The funeral took place on 28 March 1919 and his remains interred in the family vault, Brighton Cemetery. (Note: Though Church of England property, the churchyard adjacent St Jude's church was properly known as Brighton Cemetery until 1930.)

==Other interests==
From the 1890s Smith was involved with other commercial concerns.

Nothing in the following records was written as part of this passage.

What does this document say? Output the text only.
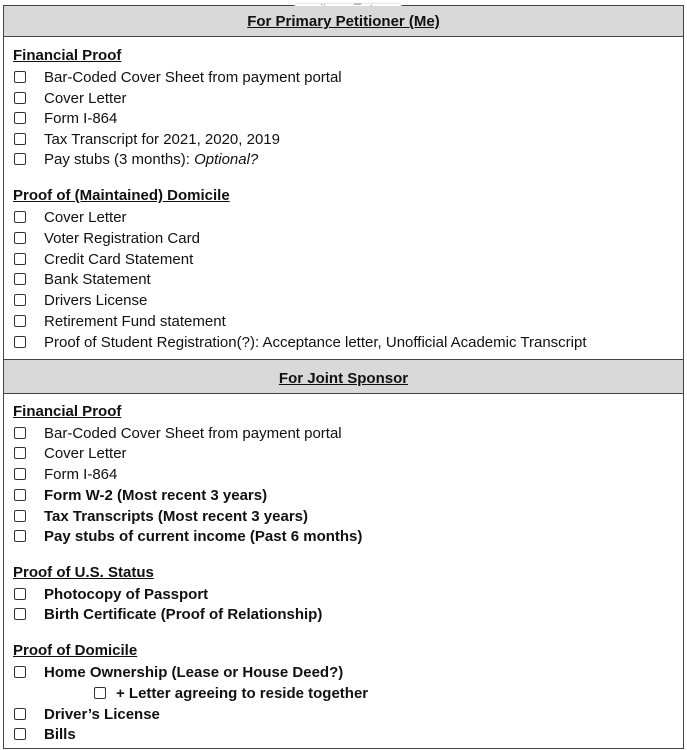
For Primary Petitioner (Me)
Financial Proof
Bar-Coded Cover Sheet from payment portal
Cover Letter
Form I-864
Tax Transcript for 2021, 2020, 2019
Pay stubs (3 months): Optional?
Proof of (Maintained) Domicile
Cover Letter
Voter Registration Card
Credit Card Statement
Bank Statement
Drivers License
Retirement Fund statement
Proof of Student Registration(?): Acceptance letter, Unofficial Academic Transcript
For Joint Sponsor
Financial Proof
Bar-Coded Cover Sheet from payment portal
Cover Letter
Form I-864
Form W-2 (Most recent 3 years)
Tax Transcripts (Most recent 3 years)
Pay stubs of current income (Past 6 months)
Proof of U.S. Status
Photocopy of Passport
Birth Certificate (Proof of Relationship)
Proof of Domicile
Home Ownership (Lease or House Deed?)
+ Letter agreeing to reside together
Driver’s License
Bills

He was a director of
- Mutual Life Insurance Company of Australasia
- Executor Trustee and Agency Co. of South Australia
- United Insurance Co. of Australasia
- Stannary Hills Mining Co.
- Adelaide Rope, Nail, and Barbed Wire Co.
- Adelaide Chemical and Fertiliser Co.
and was a
- foundation and life member of the SA Commercial Travellers' Association Inc. (Note: From 1890 known as South Australian Commercial Travellers and Warehousemen's Association Inc.)
- councillor with the Town of Glenelg and Mayor in the three terms 1893 to 1895
- fine tennis player and in later life an enthusiastic bowler, one of the mainstays of the Glenelg club
- contributor to patriotic causes during the Great War
- sponsor of the Soldiers' Memorial Hall at St Peter's College
- breeder of high-grade Shropshire sheep at "Sweetholme", his 1200 acres property at Strathalbyn.
- breeder of shorthorn cattle at "Nomgetty" station of 35,000 acres in Western Australia.

==Recognition==
A window in St Peter's Cathedral, Adelaide was dedicated to his memory

==Family==
Richard Smith (born 1836) married Emma Law (1844 – 13 March 1918), daughter of John Law (died 1887?) on 20 March 1869. They had a home "Woodlands" at Partridge-street, Glenelg.
They had five daughters and five sons, many of whom used "Law Smith" as a though it were a surname:
- Bertha Law Smith (4 Feb 1870 – 1947) married Harold Charles Downer (1865 – 1921) on 17 February 1909. He was a son of Henry Edward Downer ( –1905), lived at "Sweet Home Farm", Strathalbyn
- Edith Smith (10 December 1871 – 22 August 1947)
- Harold Law Smith (31 December 1973 – 1955) (director of Harris, Scarfe & Co.) living at Glenelg in 1953
- Percival "Percy" Law Smith (11 July 1875 – ) married Violet Hilda Shenton, daughter of Sir George Shenton on 10 January 1907. He was manager of the Perth branch of Harris, Scarfe, later living in Melbourne.
- Gertrude Emma Law Smith (1876 –1941 ) married William Margary Hole ( – ) on 27 August 1904, lived in Adelaide.
- Mabel Law Smith (1878 – ) married (later Sir) Herbert Sydney Hudd (25 February 1881 – 30 April 1948) on 7 May 1919, living at Glenelg in 1953
- (Richard) Edgar Law Smith (29 May 1881 – )
- Walter Henry Law Smith (7 Feb 1883 – 18 December 1953) married Agnes Giles on 2 December 1909
- (Charles) Gordon Law Smith (23 June 1885 – 24 April 1960) fought in Palestine, married Molly Hawkes on 9 March 1920; lived at Gawler.
- Catherine Ellen "Nelly" Law Smith (died 26 December 1946) married Max W. Cooksey (died May 1938), lived in Sussex. She was a champion golfer.